The descent on the top half is a bit dicey because of the roads and grade but the lower half was great. Saw about 3 bikes on my way up and 3 on my way down. Virtually no auto traffic. 

From there headed over to Dry Creek for a picnic on mostly flat roads. 128 and Alexander Valley Road had a decent amount of traffic. 

Link to the ride here:

https://ridewithgps.com/trips/328256

https://ridewithgps.com/trips/328256/full.gif


----------



## fogman (Mar 6, 2008)

mcwenzel said:


> ...
> The last mile or so kicked my ass. I have ridden up pretty steep grades in San Francisco and Redwood Gulch but this was the first time I considered getting off the bike. I had to weave back and forth to make it up but there was gravel on each side of the road that narrowed the path. Here is a picture just before I hit the steepest grade.
> ...


Team Astana training ride in Sonoma County, California filmed on Saturday February 7th 2009. Look for the link after I manage enough posts. Crap. :mad2:


----------



## fogman (Mar 6, 2008)

*Pine Flat Road*



fogman said:


> Team Astana training ride in Sonoma County, California...


The last mile . :thumbsup:


----------



## mcwenzel (Jun 9, 2006)

Astana looked a hell of a lot better than I did going up that stretch.


----------



## fogman (Mar 6, 2008)

mcwenzel said:


> Astana looked a hell of a lot better than I did going up that stretch.


Yep.
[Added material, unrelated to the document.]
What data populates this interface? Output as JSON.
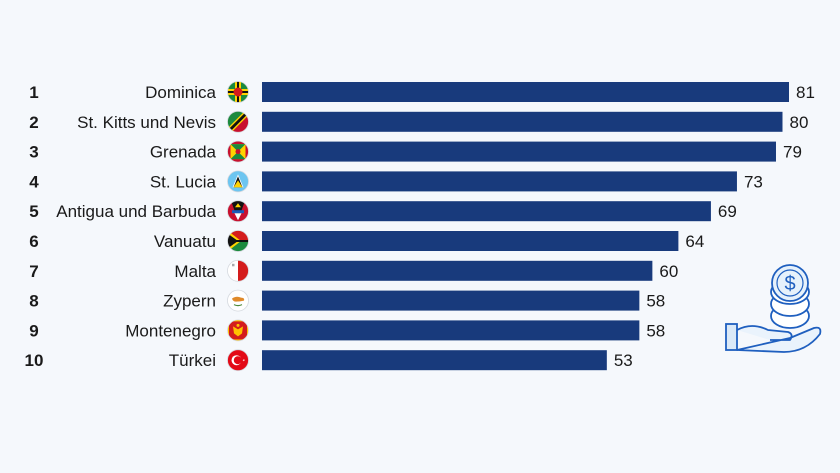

No pictures allowed when I gut it up this road! It is a climb. Always cracks me up, that finish.

More silliness. This may be a touch dramatic. Funny though.
Live Strong—We Dare You

*Pine Flat* Locally recognized as an unforgiving 12-mile trail of terror, especially the insanely steep final stretch before the fire road gate. In training, Leipheimer and Alberto Contador raced to the top, with Contador as the winner (Fant was riding behind, and, Fant says, "It looked like he was riding an escalator"). On a separate training day involving Chalk Hill Road, Ida Clayton Road and Franz Valley Road, Lance Armstrong and the Astana team rode halfway up Pine Flat, changed their minds, and turned around. No joke.


----------